Pourquoi tenez-vous tellement à ouvrir davantage la médecine aux étudiants d’autres horizons ?
Je trouve injuste l’idée qu’il n’y ait pas de littéraires qui puissent faire médecine. Un très bon littéraire peut faire un très bon médecin. Il faut arrêter d’hypersélectionner à partir de 17 ans uniquement sur les sciences. Aujourd’hui, dans un concours aussi sélectif que la médecine, il est très difficile de faire passer l’idée qu’on peut sélectionner les étudiants autrement que par un QCM. Or, on peut très bien le faire sur une épreuve littéraire, un entretien ou sur dossier. Je voudrais que les gens qui ont réussi dans des formations littéraires, de sciences politiques ou de droit et qui, après un master, auraient envie de faire médecine, puissent le faire. Ils présenteront un dossier, seront évalués par une commission ad hoc. Ils pourront, s’ils sont retenus, entrer en L2 dans le cadre du programme "réussir en licence". Cela ne va pas concerner un grand nombre de personnes mais cela va permettre de diversifier le recrutement des étudiants en médecine dans quelques années. Nous travaillons également à la mise en place de passerelles entre les formations de santé. Elles seront aussi bien sortantes pour les étudiants en médecine qui pourront se réorienter vers des IFSI (Instituts de formation en soins infirmiers) par exemple, ou entrantes pour les infirmiers ayant fait un master et souhaitant entrer en médecine.
Un étudiant à Tours aura-t-il les mêmes possibilités de réorientation qu’à Nantes ?
Oui, dans les limites du numerus clausus de sa faculté. À la fin de la première année, les étudiants classés entre deux fois et demie et trois fois le numerus clausus pourront se réorienter vers d’autres filières. Le nombre de places réservé aux passerelles entrantes sera également limité à un pourcentage du numerus clausus pour ne pas déséquilibrer les filières.
Le nombre d’internes va encore augmenter dans les prochaines années et poser des problèmes de formation. Êtes-vous favorable à l’ouverture de stages dans le privé ?

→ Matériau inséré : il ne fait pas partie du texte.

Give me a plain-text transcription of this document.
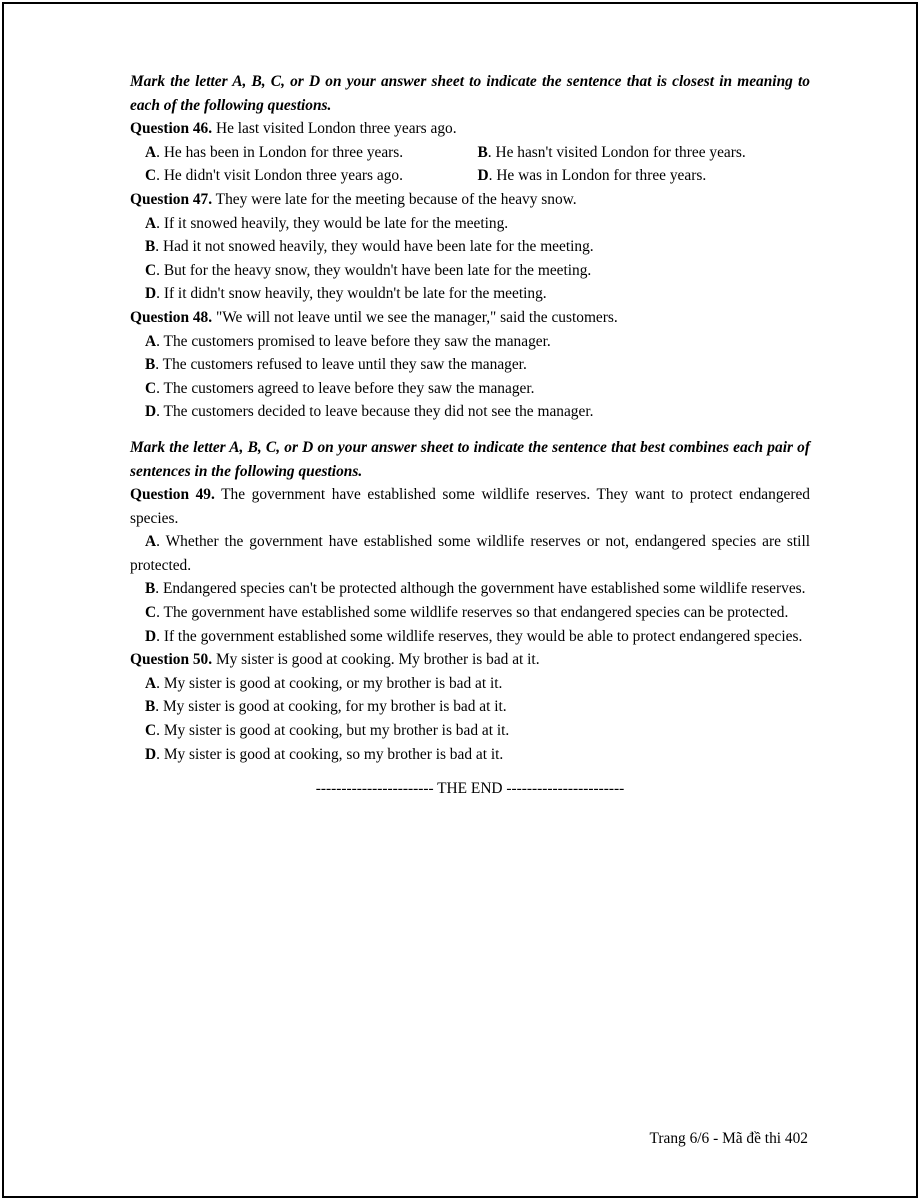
Mark the letter A, B, C, or D on your answer sheet to indicate the sentence that is closest in meaning to each of the following questions.

Question 46. He last visited London three years ago.

A. He has been in London for three years.	B. He hasn't visited London for three years.
C. He didn't visit London three years ago.	D. He was in London for three years.

Question 47. They were late for the meeting because of the heavy snow.

A. If it snowed heavily, they would be late for the meeting.

B. Had it not snowed heavily, they would have been late for the meeting.

C. But for the heavy snow, they wouldn't have been late for the meeting.

D. If it didn't snow heavily, they wouldn't be late for the meeting.

Question 48. "We will not leave until we see the manager," said the customers.

A. The customers promised to leave before they saw the manager.

B. The customers refused to leave until they saw the manager.

C. The customers agreed to leave before they saw the manager.

D. The customers decided to leave because they did not see the manager.

Mark the letter A, B, C, or D on your answer sheet to indicate the sentence that best combines each pair of sentences in the following questions.

Question 49. The government have established some wildlife reserves. They want to protect endangered species.

A. Whether the government have established some wildlife reserves or not, endangered species are still protected.

B. Endangered species can't be protected although the government have established some wildlife reserves.

C. The government have established some wildlife reserves so that endangered species can be protected.

D. If the government established some wildlife reserves, they would be able to protect endangered species.

Question 50. My sister is good at cooking. My brother is bad at it.

A. My sister is good at cooking, or my brother is bad at it.

B. My sister is good at cooking, for my brother is bad at it.

C. My sister is good at cooking, but my brother is bad at it.

D. My sister is good at cooking, so my brother is bad at it.

----------------------- THE END -----------------------
Trang 6/6 - Mã đề thi 402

On entend aujourd’hui qu’on manque de praticiens à l’hôpital et d’internes. Nous ferons tout pour que la formation des internes soit de bonne qualité. Je n’exclus pas que les internes en surnombre puissent suivre des stages dans les cliniques dont l’enseignement sera de bonne qualité mais d’abord, il faut les envoyer en stage dans les hôpitaux publics et favoriser leur mobilité. Pourquoi ne pas mettre en place une prime de mobilité pour les étudiants parisiens qui iraient faire des stages dans des hôpitaux d’autres régions ? On peut tout à fait imaginer d’avoir des modulations de rémunération de stage avec un supplément pour les internes qui se formeraient dans les hôpitaux qui ont besoin de personnel.

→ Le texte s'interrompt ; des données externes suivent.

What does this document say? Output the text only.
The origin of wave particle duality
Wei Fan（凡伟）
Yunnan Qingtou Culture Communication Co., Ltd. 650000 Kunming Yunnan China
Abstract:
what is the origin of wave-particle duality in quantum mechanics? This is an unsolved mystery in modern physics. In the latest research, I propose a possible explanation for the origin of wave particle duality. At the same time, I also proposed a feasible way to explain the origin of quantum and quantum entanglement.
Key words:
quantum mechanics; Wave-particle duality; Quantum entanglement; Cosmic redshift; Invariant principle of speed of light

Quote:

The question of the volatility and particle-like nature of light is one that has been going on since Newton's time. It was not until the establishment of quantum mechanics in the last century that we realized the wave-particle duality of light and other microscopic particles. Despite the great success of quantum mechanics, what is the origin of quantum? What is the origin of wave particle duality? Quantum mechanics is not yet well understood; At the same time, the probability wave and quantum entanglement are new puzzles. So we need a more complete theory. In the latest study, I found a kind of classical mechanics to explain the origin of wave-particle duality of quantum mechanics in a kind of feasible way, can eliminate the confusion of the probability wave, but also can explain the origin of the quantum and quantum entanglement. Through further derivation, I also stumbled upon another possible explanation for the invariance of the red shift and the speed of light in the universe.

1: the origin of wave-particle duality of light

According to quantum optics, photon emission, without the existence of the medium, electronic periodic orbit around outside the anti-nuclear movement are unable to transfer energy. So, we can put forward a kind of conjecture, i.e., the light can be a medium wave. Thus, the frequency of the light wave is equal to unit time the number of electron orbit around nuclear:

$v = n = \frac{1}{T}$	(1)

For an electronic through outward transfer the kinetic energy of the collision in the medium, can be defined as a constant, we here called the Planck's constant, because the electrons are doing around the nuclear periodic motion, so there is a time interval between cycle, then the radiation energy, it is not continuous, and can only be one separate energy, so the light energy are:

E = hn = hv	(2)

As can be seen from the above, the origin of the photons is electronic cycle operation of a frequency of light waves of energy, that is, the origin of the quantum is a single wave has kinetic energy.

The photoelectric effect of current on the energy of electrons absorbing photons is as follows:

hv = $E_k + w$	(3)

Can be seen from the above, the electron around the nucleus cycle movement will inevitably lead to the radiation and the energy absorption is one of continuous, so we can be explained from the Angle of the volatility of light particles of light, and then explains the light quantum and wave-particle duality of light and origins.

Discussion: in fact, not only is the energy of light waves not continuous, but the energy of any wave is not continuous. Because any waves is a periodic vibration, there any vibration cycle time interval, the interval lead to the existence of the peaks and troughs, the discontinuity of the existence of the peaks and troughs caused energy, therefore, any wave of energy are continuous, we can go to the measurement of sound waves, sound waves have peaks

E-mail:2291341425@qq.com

* En proportion, les budgets de la recherche publique des États-Unis et de la France ne sont toutefois pas comparables. Le budget 2010 de l’Enseignement supérieur et de la Recherche s’élève au total à 29,172 milliards d’euros tandis que les États-Unis investissent 30 milliards de dollars pour le seul budget des National Institutes of Health (en plus des 10,5 milliards de dollars du programme de relance américain).